Sunday, June 15, 2014

Getting Wrapped Around the CISO Reporting Structure Axle

CISOs are in the lime-light right now as the parade of data breaches marches on. One of the big topics is the issue of reporting structures. Where should the CISO report to? Should the Senior Information Security leader be a company officer? All valid questions, and more.


Answer this for yourself-

The CISO should report to...

  1. CTO
  2. CIO
  3. CFO
  4. CRO/Chief Legal Counsel
  5. CEO
What did you choose? Which ever you picked, you're right, and wrong. The real answer is secret option 6 - "What ever makes the most sense in the organization". If you're ever in the position of being interviewed for a CISO role and someone asks you where the CISO should report to, answer them by asking to talk to the company executives before you decide. That is the only answer that makes any sense.

Articles like this one in CSO Online (Target Top security officer reporting to CIO seen as a mistake) do little besides creating more tension between those responsible for an enterprise's leadership and operational well-being. Does it make sense for the CISO to report to the CIO - of course it does. Does it make sense at Target? I don't know, I don't know the CIO well enough to say for sure whether he will weigh security issues seriously against operational responsibilities. I can tell you that he would have to be an absolute fool to disregard security given the recent spate of events there.

Recently on the Down the Rabbithole Podcast we interviewed Joe Riesberg who is the CIO at Drake University and former CISO for a world-wide financial conglomerate. Joe talked about the partnership which must exist between the CIO and CISO, and how the CIO must have at least a fundamental understanding and healthy respect for security.

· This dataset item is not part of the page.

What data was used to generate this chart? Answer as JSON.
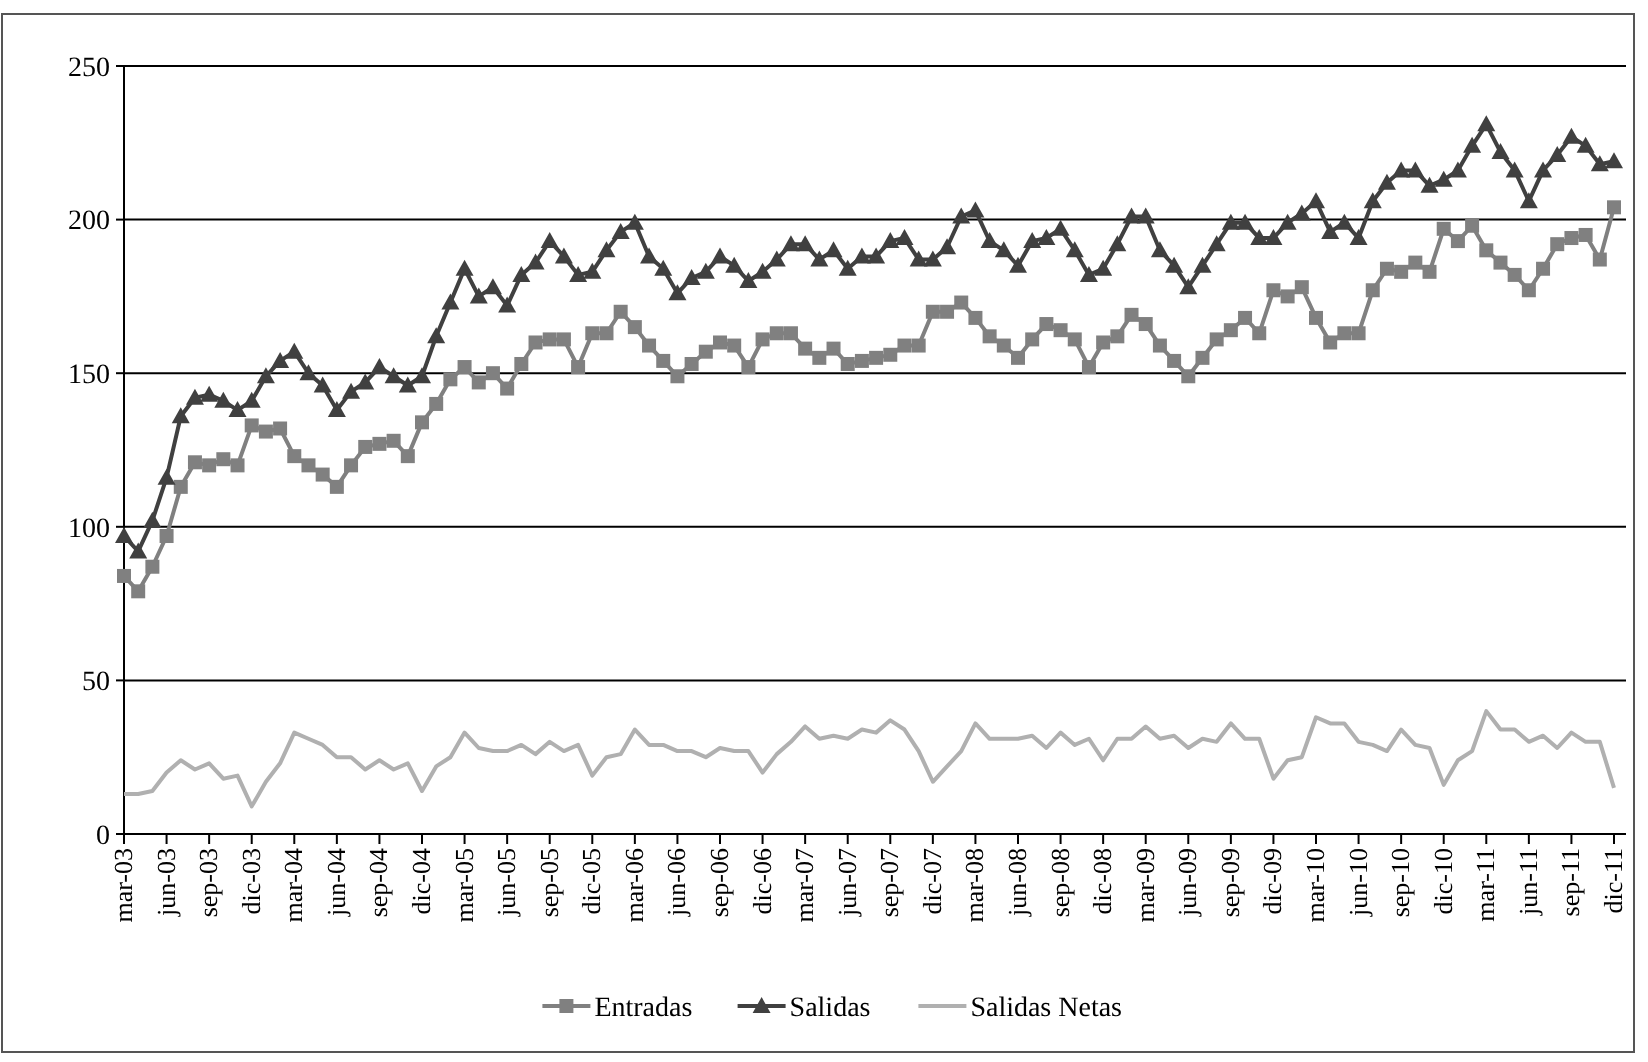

So where do I believe the CISO should report to, in a healthy enterprise which understands the balance between keeping the business supported and innovative and keeping the business reasonably secured? The real answer is - it depends. My advice, stop arguing over where the CISO should report and start thinking about how the CISO can better understand and fit into the business, and partner with the rest of enterprise leadership to build a strong culture of security. We don't need any more drama or adversaries in security - we have enough of that already.

3 comments:

Richard Martin said...

Just 1 point I'll make. If the CISO reports to the CIO, that could present a potential conflict. In that structure the CISO may be tentative about ratting out the boss. But, to your point if everyone understands their role it shouldn't matter much.

Rafal Los said...

Richard - I can understand the conflict of interest... I've been in an awkward position where the CISO reported to the CTO (who was in charge of "operations") which was a guaranteed conflict of interest and we lived that hell every day. I'm curious if the conflict of interest with the CIO (real or perceived) is more because there is a gap in communication, or the CIO is simply not incentivised to maintain good security hygiene? Maybe this starts to change now?

Terry Gilsenan said...

Rafal, you are right. The CISO needs to make a judgement call and he needs to be empowered by the board to do so.

Putting the CISO in the position of having a single reporting path, puts the CISO in jeopardy.